A well-managed taxonomy can be a strategic tool to like the “canary in the mine” to help identify emerging concepts.

canary on a branch

canary on a branch

So take the planning or revisionof the taxonomy seriously. It is an opportunity to find out what the organization knows, how different groups inside and outside the organization express what they know, what an organization wants to know, and what gaps are in their content and knowledge.

Here’s a five point plan.

1. Understand the expectations and information needs of stakeholders, endusers, technical staff and production work including information flows, and bottlenecks. Gather information. Listen to what different levels perceive as existing problems and compare to what exists. Learn how indexing is currently done and what the issues are with search and terminology management. Acknowledge what works well, and discover what problems exist. Pay attention to how terminology is used in different context.

2. Develop a clear set of requirements based on needs of the organization. Determine project goals. For some organizations, the ability to tie vocabulary to search will be imperative, while other organizations need to find ways to come to common agreements about standard terminology across diverse entities. Is the taxonomy to being used to manage metadata or is it being used to search and index full-text? Is the application managing non-digital assets like people, services, and projects? How immediate are the information needs? Does a vast amount of content need to be indexed quickly which might lead to an auto-categorization solution? What statistics will demonstrate the value of the taxonomy? Are similar terms used in different context? Take, for example, a company name — a company can be simultaneously a product supplier, competitor, customer, and strategic partner. Is there a need to represent multiple views of the same term?

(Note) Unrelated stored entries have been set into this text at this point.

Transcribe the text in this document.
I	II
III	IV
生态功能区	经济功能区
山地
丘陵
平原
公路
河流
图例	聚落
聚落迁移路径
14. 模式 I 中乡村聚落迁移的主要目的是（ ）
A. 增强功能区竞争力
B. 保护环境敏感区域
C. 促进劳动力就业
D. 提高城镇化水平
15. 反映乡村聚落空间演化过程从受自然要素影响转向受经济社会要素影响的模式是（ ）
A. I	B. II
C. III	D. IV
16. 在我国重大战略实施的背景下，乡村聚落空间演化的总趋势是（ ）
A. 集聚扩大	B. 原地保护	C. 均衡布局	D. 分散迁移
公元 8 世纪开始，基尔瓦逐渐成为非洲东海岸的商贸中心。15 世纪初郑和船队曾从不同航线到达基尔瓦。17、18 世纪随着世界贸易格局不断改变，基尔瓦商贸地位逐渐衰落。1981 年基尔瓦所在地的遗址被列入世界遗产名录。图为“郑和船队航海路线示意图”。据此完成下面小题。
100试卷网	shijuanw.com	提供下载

3. Create a deeper understanding of user needs by building a model of the domain. Without categorization, taxonomy can become a long, unwieldy list of terms that lack meaning and context. By placing a term in a category can add meaning. Use the techniques of ontological type analysis to abstract categories and create information models that link concepts (in semantic modeling, this would be creating RDF schema).  Visio or Topic Mapping can help capture these connections visually.

4. Obtain a strong set of detailed test terms by collecting terms from a variety of activities including card sorts, search analytics, content analysis, deeper text analytics, and entity extraction that represent both user need and content. Users can be involved in this process. Automated tools can help here if your content is accessible. Entity Extraction and Automated Concept Generation can help, but someone will still need to sift and winnow the output – that’s why it’s so important to have a prior understanding of what users want and need to know.

5. Define the core areas of knowledge that need more depth in the taxonomy. As part of the evaluation process, you would need to define how deep and broad the taxonomy needs to be. If you have done a facet analysis, some of those questions will be answered. As a rule of thumb, core areas of knowledge need to have depth and structure.

6. Prepare for change. In fact, having a taxonomy that quickly recognizes new concepts might be a competitive advantage.  Test your taxonomy, and be prepared for change.  It means that taxonomy is open to new ideas from the people who are on the front lines of the market – customers, sales and marketing, customer service staff, librarians, the customer service department. It means new terminology can bubble from the bottom up! A taxonomy tool needs to allow for dynamic and flexible editing of terms to grow with changing enterprises and information needs in a global economy.